This is caused by an update in pandas 0.16.1, where I was using a previous version prior (I think 0.14.XX) EDIT: this will be fixed in pandas 0.16.2
With this update there is new code in the io.sql package for to_sql that is checking the table name and all column names for numeric characters:
def _get_valid_mysql_name(name):
# Filter for unquoted identifiers
# See http://dev.mysql.com/doc/refman/5.0/en/identifiers.html
uname = _get_unicode_name(name)
if not len(uname):
raise ValueError("Empty table or column name specified")
basere = r'[0-9,a-z,A-Z$_]'
for c in uname:
if not re.match(basere, c):
if not (0x80 < ord(c) < 0xFFFF):
raise ValueError("Invalid MySQL identifier '%s'" % uname)

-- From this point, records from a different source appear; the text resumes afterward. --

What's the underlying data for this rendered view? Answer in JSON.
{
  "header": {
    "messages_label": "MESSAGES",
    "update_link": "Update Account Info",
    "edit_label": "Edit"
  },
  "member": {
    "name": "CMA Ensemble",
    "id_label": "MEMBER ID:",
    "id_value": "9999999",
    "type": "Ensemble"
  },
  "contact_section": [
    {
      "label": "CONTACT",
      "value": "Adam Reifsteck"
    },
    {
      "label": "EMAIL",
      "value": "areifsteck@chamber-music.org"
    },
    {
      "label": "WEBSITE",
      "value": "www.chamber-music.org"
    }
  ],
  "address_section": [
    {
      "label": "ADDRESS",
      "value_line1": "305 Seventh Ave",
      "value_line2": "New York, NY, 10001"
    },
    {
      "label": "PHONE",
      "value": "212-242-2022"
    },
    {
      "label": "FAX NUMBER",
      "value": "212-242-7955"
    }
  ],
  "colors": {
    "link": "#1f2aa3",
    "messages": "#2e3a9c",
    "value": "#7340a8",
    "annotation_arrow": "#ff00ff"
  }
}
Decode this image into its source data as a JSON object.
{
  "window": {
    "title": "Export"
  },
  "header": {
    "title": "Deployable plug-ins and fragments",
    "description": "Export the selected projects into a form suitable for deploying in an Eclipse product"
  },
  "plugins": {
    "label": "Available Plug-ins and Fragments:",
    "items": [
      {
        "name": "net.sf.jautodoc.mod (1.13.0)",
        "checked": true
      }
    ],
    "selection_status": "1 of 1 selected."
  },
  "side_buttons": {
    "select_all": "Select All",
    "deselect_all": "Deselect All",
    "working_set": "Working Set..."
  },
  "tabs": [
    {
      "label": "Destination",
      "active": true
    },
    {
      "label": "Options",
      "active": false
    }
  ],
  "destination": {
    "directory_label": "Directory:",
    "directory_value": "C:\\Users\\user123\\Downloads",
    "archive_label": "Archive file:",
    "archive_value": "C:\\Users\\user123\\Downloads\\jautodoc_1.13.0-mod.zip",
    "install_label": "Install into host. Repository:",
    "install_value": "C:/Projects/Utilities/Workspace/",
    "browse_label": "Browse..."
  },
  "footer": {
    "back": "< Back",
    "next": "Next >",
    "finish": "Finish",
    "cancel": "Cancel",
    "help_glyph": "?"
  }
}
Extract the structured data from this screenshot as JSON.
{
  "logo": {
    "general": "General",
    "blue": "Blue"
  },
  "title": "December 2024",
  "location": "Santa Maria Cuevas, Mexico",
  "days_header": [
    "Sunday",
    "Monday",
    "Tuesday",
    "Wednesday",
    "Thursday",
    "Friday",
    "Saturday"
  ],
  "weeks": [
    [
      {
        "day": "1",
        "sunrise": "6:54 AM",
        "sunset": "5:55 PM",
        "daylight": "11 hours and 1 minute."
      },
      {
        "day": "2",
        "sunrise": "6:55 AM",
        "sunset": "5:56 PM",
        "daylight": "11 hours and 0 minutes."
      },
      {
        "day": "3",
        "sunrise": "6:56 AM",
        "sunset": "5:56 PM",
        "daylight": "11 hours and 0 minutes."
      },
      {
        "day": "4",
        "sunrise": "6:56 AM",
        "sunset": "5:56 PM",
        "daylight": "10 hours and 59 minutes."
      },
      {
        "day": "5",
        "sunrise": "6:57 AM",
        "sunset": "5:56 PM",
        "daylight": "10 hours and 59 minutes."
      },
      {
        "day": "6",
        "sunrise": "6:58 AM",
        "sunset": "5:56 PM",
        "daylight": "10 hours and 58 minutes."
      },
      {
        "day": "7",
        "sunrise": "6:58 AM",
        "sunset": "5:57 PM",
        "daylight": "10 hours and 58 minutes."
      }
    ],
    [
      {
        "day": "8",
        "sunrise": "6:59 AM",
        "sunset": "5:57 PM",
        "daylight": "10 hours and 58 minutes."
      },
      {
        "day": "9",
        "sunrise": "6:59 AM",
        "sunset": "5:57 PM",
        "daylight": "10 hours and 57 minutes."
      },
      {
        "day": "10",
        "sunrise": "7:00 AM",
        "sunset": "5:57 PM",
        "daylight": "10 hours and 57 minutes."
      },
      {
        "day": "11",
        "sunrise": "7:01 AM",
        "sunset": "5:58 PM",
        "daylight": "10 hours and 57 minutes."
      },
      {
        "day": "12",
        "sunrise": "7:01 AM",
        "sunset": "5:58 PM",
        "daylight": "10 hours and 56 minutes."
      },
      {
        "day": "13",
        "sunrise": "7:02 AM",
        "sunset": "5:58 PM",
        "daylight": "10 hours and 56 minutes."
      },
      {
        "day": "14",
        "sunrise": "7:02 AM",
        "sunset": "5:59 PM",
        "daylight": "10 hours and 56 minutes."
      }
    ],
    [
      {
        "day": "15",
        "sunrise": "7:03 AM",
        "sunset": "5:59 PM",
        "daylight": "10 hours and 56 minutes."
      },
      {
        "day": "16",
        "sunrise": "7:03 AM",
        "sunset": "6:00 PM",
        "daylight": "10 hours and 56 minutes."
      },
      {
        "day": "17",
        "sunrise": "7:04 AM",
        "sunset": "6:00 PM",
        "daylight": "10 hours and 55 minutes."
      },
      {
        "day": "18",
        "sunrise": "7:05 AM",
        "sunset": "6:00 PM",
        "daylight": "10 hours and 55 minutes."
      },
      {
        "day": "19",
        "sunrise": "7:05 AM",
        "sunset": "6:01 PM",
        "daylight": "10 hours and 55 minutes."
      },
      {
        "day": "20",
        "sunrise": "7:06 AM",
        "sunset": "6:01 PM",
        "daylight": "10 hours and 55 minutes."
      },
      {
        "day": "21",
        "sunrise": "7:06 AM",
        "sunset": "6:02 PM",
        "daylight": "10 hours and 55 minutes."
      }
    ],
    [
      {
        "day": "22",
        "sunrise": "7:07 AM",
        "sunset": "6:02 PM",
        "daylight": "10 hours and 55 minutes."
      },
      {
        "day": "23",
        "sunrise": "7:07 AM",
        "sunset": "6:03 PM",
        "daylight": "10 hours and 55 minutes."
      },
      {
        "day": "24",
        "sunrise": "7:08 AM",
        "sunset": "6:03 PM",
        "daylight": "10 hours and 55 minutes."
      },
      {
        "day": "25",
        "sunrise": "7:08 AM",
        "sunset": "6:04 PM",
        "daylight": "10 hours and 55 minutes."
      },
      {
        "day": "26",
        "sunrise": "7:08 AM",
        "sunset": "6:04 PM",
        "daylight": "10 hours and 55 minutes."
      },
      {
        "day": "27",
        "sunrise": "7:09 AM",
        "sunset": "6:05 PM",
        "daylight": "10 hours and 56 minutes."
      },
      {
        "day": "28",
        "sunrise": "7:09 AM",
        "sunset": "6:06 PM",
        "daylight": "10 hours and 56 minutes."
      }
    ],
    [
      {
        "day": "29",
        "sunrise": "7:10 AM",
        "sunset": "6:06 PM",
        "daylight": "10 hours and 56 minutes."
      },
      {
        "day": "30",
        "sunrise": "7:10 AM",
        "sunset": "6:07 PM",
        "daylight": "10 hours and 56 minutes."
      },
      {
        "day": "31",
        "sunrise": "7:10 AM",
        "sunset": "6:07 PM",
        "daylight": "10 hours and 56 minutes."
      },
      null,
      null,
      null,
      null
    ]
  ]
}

if not re.match(r'[^0-9]', uname):
raise ValueError('MySQL identifier cannot be entirely numeric')
return '`' + uname + '`'
re.match(r'[0-9], uname) returns as None if the uname value is only numeric OR STARTS with a numeric character. I think this is a bug because MySQL supports column names which contain and start with numeric characters (which I had '90DayTrailingAvgRevenue')
You can update the pandas code to use:
if re.match(r'[0-9][0-9]*$', uname):
inplace of that line. This changes the regular expression to look for 1 or more numeric characters and the end of line, so that it qualifies the entire name as numeric and not just the first character. It also switches to a positive match instead of negative, so I removed 'not'
If you don't want to mess with the pandas package, then I suggest renaming your columns to not start with numerics.